SABA Risk Questionnaire (SRQ): a novel method for assessing patients’ beliefs underpinning over-reliance on SABA in the management of asthma

Horne R 1 , Chan A 1 , Haughney J 2 , Kaplan A 3 , Correia de Sousa J, Williams S 4

1 Centre of Behavioural Medicine, School of Pharmacy, UCL, London

2

3

4 International Primary Care Respiratory Group, London

Background: Over-reliance on short-acting beta-agonists (SABA) increases the risk of asthma attacks 1 A key driver of SABA over-reliance is patient treatment beliefs. Many patients see asthma as a short-term episodic condition rather than a long-term condition, thus reinforcing reliance on SABA based on personal need for rapid symptom relief. Assessing individual patient beliefs about SABA can help identify patients at risk of SABA over-reliance and allow early intervention.

Aim: To develop and validate a questionnaire for assessing patient beliefs about SABA, which can identify patients at risk of SABA over-reliance.

Method: A series of statements assessing patients perceptions SABA were adapted from the validated  Beliefs about Medicines Questionnaire 2 . The BMQ is a widely-used and well-validated questionnaire for assessing patient treatment belief s , translated into over x languages. Thirteen statements related to beliefs about SABA were developed, which was later reduced to 5 statements after expert consensus review to form SRQ.

Participants were recruited via Amazon MTurk, an online survey platform. Those with self-reported asthma were invited to complete the SRQ, visual analogue scale (VAS) scales rating their perceptions of the relative importance of reliever and preventer inhalers, and the Medication Adherence Report Scale for inhaled corticosteroids (MARS-ICS) 3 .

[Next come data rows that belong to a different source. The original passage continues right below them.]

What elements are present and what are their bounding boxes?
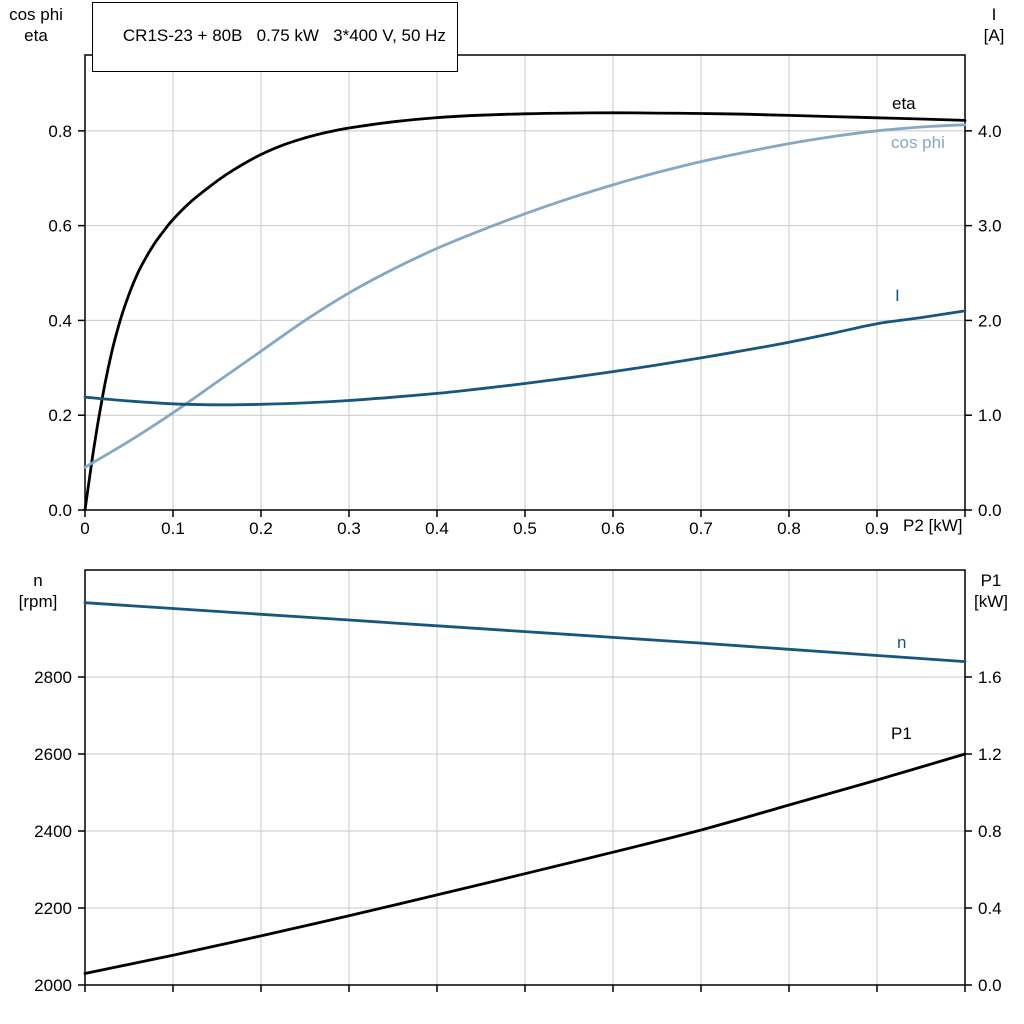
right-tick-label: 0.8	[978, 822, 1002, 841]
curve-label-current: I	[895, 286, 900, 305]
x-tick-label: 0.7	[689, 519, 713, 538]
right-tick-label: 2.0	[978, 311, 1002, 330]
right-axis-label-line1: I	[991, 5, 997, 24]
left-tick-label: 0.0	[48, 501, 72, 520]
x-tick-label: 0	[80, 519, 89, 538]
n-axis-label-line1: n	[33, 571, 43, 590]
left-tick-label: 2800	[34, 668, 72, 687]
curve-label-eta: eta	[892, 94, 916, 113]
series-eta-curve	[83, 111, 967, 512]
chart-title: CR1S-23 + 80B 0.75 kW 3*400 V, 50 Hz	[122, 26, 446, 45]
x-tick-label: 0.2	[249, 519, 273, 538]
series-n-curve	[83, 601, 967, 663]
series-cos-phi-curve	[83, 123, 967, 469]
left-tick-label: 0.2	[48, 406, 72, 425]
x-tick-label: 0.9	[865, 519, 889, 538]
tick-labels: 2000 2200 2400 2600 2800 0.0 0.4 0.8 1.2 1.6	[34, 668, 1001, 995]
bottom-right-axis-label: P1 [kW]	[964, 570, 1018, 612]
x-tick-label: 0.3	[337, 519, 361, 538]
tick-marks	[78, 676, 972, 992]
right-tick-label: 1.0	[978, 406, 1002, 425]
right-tick-label: 1.6	[978, 668, 1002, 687]
series-I-curve	[83, 309, 967, 407]
p1-axis-label-line2: [kW]	[974, 592, 1008, 611]
left-tick-label: 2200	[34, 899, 72, 918]
curve-label-p1: P1	[891, 724, 912, 743]
chart-title-box: CR1S-23 + 80B 0.75 kW 3*400 V, 50 Hz	[92, 2, 458, 72]
left-tick-label: 0.4	[48, 311, 72, 330]
tick-marks	[78, 130, 972, 517]
left-tick-label: 2600	[34, 745, 72, 764]
p1-axis-label-line1: P1	[980, 571, 1002, 590]
right-tick-label: 3.0	[978, 217, 1002, 236]
gridlines	[84, 55, 966, 511]
x-tick-label: 0.6	[601, 519, 625, 538]
bottom-left-axis-label: n [rpm]	[8, 570, 68, 612]
right-tick-label: 1.2	[978, 745, 1002, 764]
right-tick-label: 0.0	[978, 976, 1002, 995]
left-tick-label: 2000	[34, 976, 72, 995]
left-tick-label: 2400	[34, 822, 72, 841]
x-tick-label: 0.1	[161, 519, 185, 538]
x-axis-label: P2 [kW]	[903, 516, 963, 535]
left-axis-label-line1: cos phi	[9, 5, 63, 24]
n-axis-label-line2: [rpm]	[18, 592, 58, 611]
right-tick-label: 0.0	[978, 501, 1002, 520]
curve-label-cos-phi: cos phi	[891, 133, 945, 152]
chart-panel-0: 0.0 0.2 0.4 0.6 0.8 0.0 1.0 2.0 3.0 4.0 0 0.1 0.2 0.3…	[48, 54, 1002, 538]
left-tick-label: 0.8	[48, 122, 72, 141]
right-tick-label: 4.0	[978, 122, 1002, 141]
tick-labels: 0.0 0.2 0.4 0.6 0.8 0.0 1.0 2.0 3.0 4.0 0 0.1 0.2 0.3…	[48, 122, 1001, 538]
top-right-axis-label: I [A]	[970, 4, 1018, 46]
right-axis-label-line2: [A]	[983, 26, 1005, 45]
curve-label-speed: n	[897, 633, 907, 652]
series-P1-curve	[83, 752, 967, 975]
right-tick-label: 0.4	[978, 899, 1002, 918]
x-tick-label: 0.5	[513, 519, 537, 538]
x-tick-label: 0.4	[425, 519, 449, 538]
left-tick-label: 0.6	[48, 217, 72, 236]
x-tick-label: 0.8	[777, 519, 801, 538]
chart-panel-1: 2000 2200 2400 2600 2800 0.0 0.4 0.8 1.2 1.6	[34, 569, 1002, 995]
left-axis-label-line2: eta	[24, 26, 48, 45]
top-left-axis-label: cos phi eta	[6, 4, 66, 46]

Results:  A total of 446 people completed the 5 item SRQ.  Internal reliability was good with Cronbach’s α= 0.74. Criterion validity was demonstrated by significant correlation between SRQ scores and reliever importance (r=0.216, p<0.0001), and inverse correlation between SRQ scores and MARS-ICS (r= -0.291, p<0.0001). Discriminant validity was demonstrated by statistically significant differences in SRQ scores between those with high vs low ICS adherence scores (MARS-ICS F=21.989, t=4.825, p<0.0001).

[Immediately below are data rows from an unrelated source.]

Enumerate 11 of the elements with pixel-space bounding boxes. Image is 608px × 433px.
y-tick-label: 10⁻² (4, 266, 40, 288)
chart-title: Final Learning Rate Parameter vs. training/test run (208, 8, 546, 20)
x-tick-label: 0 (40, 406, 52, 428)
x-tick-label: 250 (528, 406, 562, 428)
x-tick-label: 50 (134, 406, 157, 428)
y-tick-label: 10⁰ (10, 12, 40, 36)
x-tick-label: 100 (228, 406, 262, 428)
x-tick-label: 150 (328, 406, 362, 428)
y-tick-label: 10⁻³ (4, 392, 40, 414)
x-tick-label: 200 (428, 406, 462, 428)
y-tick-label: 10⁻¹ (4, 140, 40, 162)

Conclusion: The SRQ demonstrated acceptable internal reliability, criterion and discriminant validity, supporting its potential utility as a pragmatic tool in primary care for identifying patients' beliefs that may put them at risk of SABA over-reliance and flag those who would benefit from an asthma medication review.

 

1. Pavord ID, Beasley R, Agusti A, et al. After asthma: redefining airways diseases. The Lancet 2018; 391 (10118): 350-400.

2. Horne R, Weinman J, Hankins M. The Beliefs about Medicines Questionnaire: the development and evaluation of a new method for assessing the cognitive representation of medication. Psychology & health 1999; 14 : 1-24.

3. Cohen JL, Mann DM, Wisnivesky JP, et al. Assessing the validity of self-reported medication adherence among inner-city asthmatic adults: the Medication Adherence Report Scale for Asthma. Ann Allergy Asthma Immunol 2009; 103 (4): 325-31.